Many contemporary systems in human computer interaction (HCI) including mobile and ubiquitous computing are based on some form of automated sensor data analysis. Prominent examples are innovative and more intuitive input modalities such as voice and gesture, or automated activity logging and analysis. It is fair to conclude that sensor data analysis is key to context aware computing as a whole. Such prominence requires robust and reliable methods that can cope with the challenges of real-world HCI applications and systems, of which there are many: Noisy sensor readings; often ambiguous, sometimes erroneous ground truth annotation (labeling); small datasets that can be used for method development; hard real-time constraints for analysis; etc.

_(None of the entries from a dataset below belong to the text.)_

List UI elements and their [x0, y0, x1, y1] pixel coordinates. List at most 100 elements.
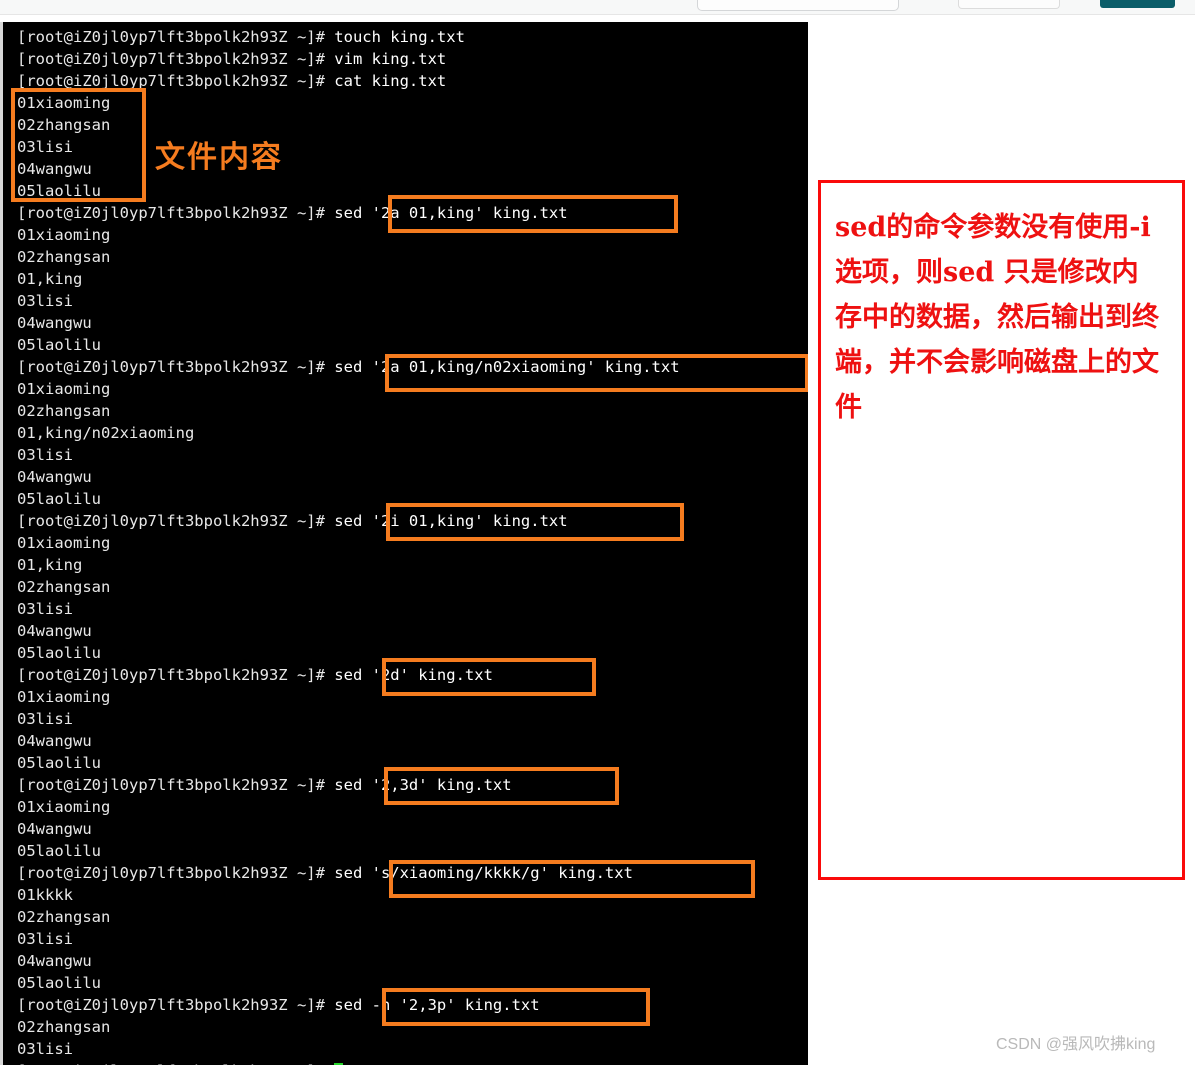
search-input[interactable] [697, 0, 899, 11]
terminal-command: vim king.txt [334, 50, 447, 68]
terminal-line: 04wangwu [17, 818, 807, 840]
terminal-line: 01,king [17, 268, 807, 290]
terminal-line: 05laolilu [17, 334, 807, 356]
terminal-line: [root@iZ0jl0yp7lft3bpolk2h93Z ~]# sed '2… [17, 202, 807, 224]
terminal-line: 04wangwu [17, 950, 807, 972]
terminal-line: 03lisi [17, 1038, 807, 1060]
terminal-command: sed '2a 01,king/n02xiaoming' king.txt [334, 358, 680, 376]
terminal-line: 05laolilu [17, 180, 807, 202]
terminal-output-text: 03lisi [17, 710, 73, 728]
terminal-line: 01kkkk [17, 884, 807, 906]
terminal-line: 05laolilu [17, 840, 807, 862]
terminal-output-text: 01,king [17, 556, 83, 574]
terminal-line: 01,king [17, 554, 807, 576]
terminal-output-text: 05laolilu [17, 754, 101, 772]
terminal-output-text: 02zhangsan [17, 402, 111, 420]
terminal-output-text: 03lisi [17, 292, 73, 310]
top-app-strip [0, 0, 1195, 15]
explanation-panel: sed的命令参数没有使用-i选项，则sed 只是修改内存中的数据，然后输出到终端… [818, 180, 1185, 880]
terminal-output-text: 02zhangsan [17, 908, 111, 926]
terminal-output-text: 02zhangsan [17, 116, 111, 134]
terminal-line: [root@iZ0jl0yp7lft3bpolk2h93Z ~]# sed '2… [17, 356, 807, 378]
terminal-line: 02zhangsan [17, 576, 807, 598]
terminal-output-text: 05laolilu [17, 842, 101, 860]
terminal-line: 01,king/n02xiaoming [17, 422, 807, 444]
terminal-line: 05laolilu [17, 972, 807, 994]
terminal-line: [root@iZ0jl0yp7lft3bpolk2h93Z ~]# [17, 1060, 807, 1065]
terminal-line: 04wangwu [17, 620, 807, 642]
terminal-prompt: [root@iZ0jl0yp7lft3bpolk2h93Z ~]# [17, 204, 335, 222]
terminal-command: sed '2d' king.txt [334, 666, 493, 684]
terminal-line: 05laolilu [17, 642, 807, 664]
terminal-line: 04wangwu [17, 158, 807, 180]
terminal-command: sed '2i 01,king' king.txt [334, 512, 568, 530]
terminal-command: sed '2a 01,king' king.txt [334, 204, 568, 222]
terminal-output: [root@iZ0jl0yp7lft3bpolk2h93Z ~]# touch … [17, 26, 807, 1065]
terminal-line: [root@iZ0jl0yp7lft3bpolk2h93Z ~]# sed -n… [17, 994, 807, 1016]
terminal-line: 03lisi [17, 598, 807, 620]
terminal-output-text: 02zhangsan [17, 248, 111, 266]
terminal-line: [root@iZ0jl0yp7lft3bpolk2h93Z ~]# touch … [17, 26, 807, 48]
terminal-line: 04wangwu [17, 730, 807, 752]
terminal-output-text: 04wangwu [17, 732, 92, 750]
terminal-command: touch king.txt [334, 28, 465, 46]
terminal-output-text: 02zhangsan [17, 1018, 111, 1036]
terminal-prompt: [root@iZ0jl0yp7lft3bpolk2h93Z ~]# [17, 512, 335, 530]
terminal-output-text: 05laolilu [17, 644, 101, 662]
terminal-line: 05laolilu [17, 752, 807, 774]
terminal-output-text: 02zhangsan [17, 578, 111, 596]
terminal-line: 03lisi [17, 708, 807, 730]
terminal-line: 03lisi [17, 290, 807, 312]
terminal-line: 02zhangsan [17, 400, 807, 422]
terminal-output-text: 01xiaoming [17, 226, 111, 244]
terminal-prompt: [root@iZ0jl0yp7lft3bpolk2h93Z ~]# [17, 28, 335, 46]
terminal-output-text: 03lisi [17, 446, 73, 464]
terminal-output-text: 04wangwu [17, 820, 92, 838]
terminal-command: sed '2,3d' king.txt [334, 776, 512, 794]
terminal-prompt: [root@iZ0jl0yp7lft3bpolk2h93Z ~]# [17, 50, 335, 68]
terminal-line: [root@iZ0jl0yp7lft3bpolk2h93Z ~]# sed 's… [17, 862, 807, 884]
terminal-command: cat king.txt [334, 72, 447, 90]
terminal-line: 04wangwu [17, 466, 807, 488]
terminal-line: 01xiaoming [17, 796, 807, 818]
terminal-output-text: 04wangwu [17, 952, 92, 970]
terminal-prompt: [root@iZ0jl0yp7lft3bpolk2h93Z ~]# [17, 864, 335, 882]
terminal-prompt: [root@iZ0jl0yp7lft3bpolk2h93Z ~]# [17, 666, 335, 684]
terminal-line: 02zhangsan [17, 906, 807, 928]
terminal-line: 01xiaoming [17, 378, 807, 400]
terminal-line: [root@iZ0jl0yp7lft3bpolk2h93Z ~]# cat ki… [17, 70, 807, 92]
terminal-prompt: [root@iZ0jl0yp7lft3bpolk2h93Z ~]# [17, 776, 335, 794]
terminal-output-text: 03lisi [17, 600, 73, 618]
terminal-line: [root@iZ0jl0yp7lft3bpolk2h93Z ~]# vim ki… [17, 48, 807, 70]
terminal-output-text: 01,king [17, 270, 83, 288]
terminal-line: 03lisi [17, 928, 807, 950]
terminal-command: sed -n '2,3p' king.txt [334, 996, 540, 1014]
terminal-output-text: 04wangwu [17, 468, 92, 486]
terminal-output-text: 05laolilu [17, 336, 101, 354]
terminal-output-text: 03lisi [17, 138, 73, 156]
terminal-output-text: 03lisi [17, 1040, 73, 1058]
terminal-output-text: 05laolilu [17, 182, 101, 200]
terminal-output-text: 01xiaoming [17, 534, 111, 552]
terminal-line: 05laolilu [17, 488, 807, 510]
terminal-command: sed 's/xiaoming/kkkk/g' king.txt [334, 864, 633, 882]
terminal-output-text: 01xiaoming [17, 688, 111, 706]
terminal-output-text: 01xiaoming [17, 94, 111, 112]
secondary-input[interactable] [958, 0, 1060, 9]
terminal-output-text: 05laolilu [17, 490, 101, 508]
explanation-text: sed的命令参数没有使用-i选项，则sed 只是修改内存中的数据，然后输出到终端… [835, 212, 1159, 423]
terminal-line: 03lisi [17, 444, 807, 466]
terminal-line: [root@iZ0jl0yp7lft3bpolk2h93Z ~]# sed '2… [17, 774, 807, 796]
terminal-output-text: 04wangwu [17, 160, 92, 178]
terminal-line: 01xiaoming [17, 92, 807, 114]
terminal-output-text: 01,king/n02xiaoming [17, 424, 195, 442]
terminal-line: 02zhangsan [17, 246, 807, 268]
terminal-prompt: [root@iZ0jl0yp7lft3bpolk2h93Z ~]# [17, 996, 335, 1014]
terminal-output-text: 01kkkk [17, 886, 73, 904]
terminal-line: 03lisi [17, 136, 807, 158]
action-button[interactable] [1100, 0, 1175, 8]
terminal-line: 02zhangsan [17, 114, 807, 136]
terminal-prompt: [root@iZ0jl0yp7lft3bpolk2h93Z ~]# [17, 72, 335, 90]
terminal-line: 02zhangsan [17, 1016, 807, 1038]
terminal-window[interactable]: [root@iZ0jl0yp7lft3bpolk2h93Z ~]# touch … [0, 22, 808, 1065]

As a key component of sensor data analysis in HCI (and beyond) many researchers have moved towards employing machine learning techniques, especially those related to the automated analysis of time-series data as they are recorded through the multitude of sensors used in HCI. In recent years the field of machine learning has seen an explosion in growth and very sophisticated methods now do exist that are key enablers for a plethora of application areas. Most appealing to many practitioners is the availability of toolkits such as Matlab, Weka, scikit-learn, and the various deep learning frameworks to name but a few, that nicely package machine learning methods. These toolkits effectively hide the complexity of machine learning methods — which, I argue, is both a blessing and a curse. Packaging away complex functionality is common practice in, for example, software engineering where libraries with clear interface specifications provide higher level functionality to practitioners. To some extent machine learning toolkits provide similar functionalities and as such make these methods accessible to practitioners in the first place. Yet, hiding the complexity of machine learning can be dangerous. Without careful considerations of appropriateness of methods for specific problems beyond the mere interface fit of the chosen toolkit, practitioners are at risk of falling victim to flaky conclusions.
In this talk I will advocate the enormous potential machine learning methods have for current and next generations of HCI applications and systems — specifically targeting time-series assessment as it is most common for HCI related sensor data analysis problems. In doing so I will focus on common pitfalls that a utilitarian use of machine learning methods inevitably brings — and will offer ways to avoid these.
Thomas Ploetz is a Computer Scientist with expertise and almost 15 years experience in Pattern Recognition and Machine Learning research (PhD from Bielefeld University, Germany). His research agenda focuses on applied machine learning, that is developing systems and innovative sensor data analysis methods for real world applications. Primary application domain for his work is computational behavior analysis where he develops methods for automated and objective behavior assessments in naturalistic environments. Main driving functions for his work are "in the wild" deployments and as such the development of systems and methods that have a real impact on people's lives.
Thomas has “recently” (February 2017) joined the School of Interactive Computing where he works as an Associate Professor of Computing. Prior to this he was an academic at the School of Computing Science at Newcastle University in Newcastle upon Tyne, UK, where he was a Reader (Assoc. Prof.) for "Computational Behaviour Analysis" affiliated with Open Lab, Newcastle's interdisciplinary research centre for cross-disciplinary research in digital technologies.